Daily Sepsis Research Analysis
Three impactful studies span prevention, therapeutics, and mechanisms in sepsis-related care. A registered meta-analysis shows hospital-initiated kangaroo care reduces mortality and infections in low-birthweight infants. Preclinical work reveals phage therapy can induce durable protection against reinfection, while a mechanistic study identifies ACE2 shedding–mediated gut barrier failure in sepsis that is reversible by the microbial metabolite 5-methoxytryptophan.
Summary
Three impactful studies span prevention, therapeutics, and mechanisms in sepsis-related care. A registered meta-analysis shows hospital-initiated kangaroo care reduces mortality and infections in low-birthweight infants. Preclinical work reveals phage therapy can induce durable protection against reinfection, while a mechanistic study identifies ACE2 shedding–mediated gut barrier failure in sepsis that is reversible by the microbial metabolite 5-methoxytryptophan.
Research Themes
- Neonatal infection prevention via kangaroo care
- Phage therapy with therapeutic-vaccination effect
- Gut barrier–microbiome metabolite axis (ACE2–5-MTP) in sepsis
Selected Articles
1. All-cause mortality and infection-related outcomes of hospital-initiated kangaroo care versus conventional neonatal care for low-birthweight infants: a systematic review and meta-analysis.

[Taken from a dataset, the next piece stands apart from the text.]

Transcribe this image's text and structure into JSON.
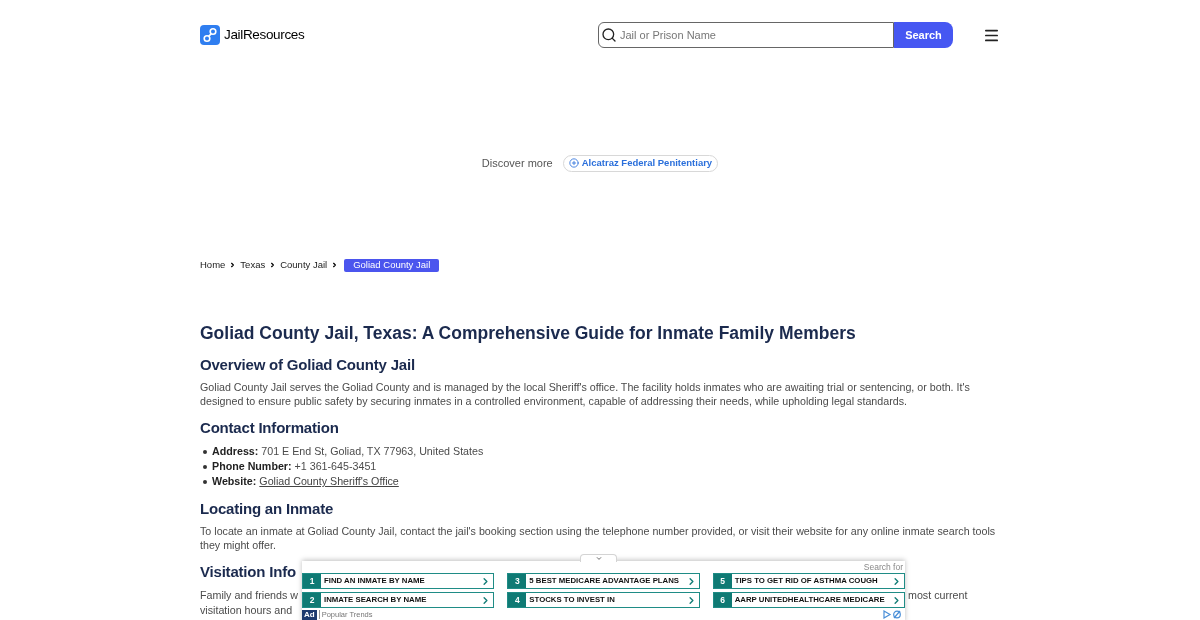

This registered, PRISMA-compliant meta-analysis of RCTs (29 studies; 17,513 infants) found that hospital-initiated kangaroo care significantly reduced all-cause mortality (pooled OR 0.77, 95% CI 0.67–0.89). Protective effects extended to sepsis and invasive infections, reinforcing kangaroo care as a core inpatient intervention for low-birthweight infants.
Impact: High-level evidence demonstrates mortality and infection reduction with an immediately implementable, low-cost intervention in neonatal care. This supports global integration into routine practice.
Clinical Implications: Hospitals should standardize early, hospital-initiated kangaroo care for low-birthweight infants as part of infection prevention and neonatal stabilization protocols, with staff training and monitoring for adherence.
Key Findings
- Meta-analysis of 29 RCTs including 17,513 infants showed reduced all-cause mortality with hospital-initiated kangaroo care (pooled OR 0.77, 95% CI 0.67–0.89).
- Protective effects extended to sepsis and invasive infections, aligning with WHO recommendations.
- Most included trials were from lower-middle income countries; quality was moderate-to-high.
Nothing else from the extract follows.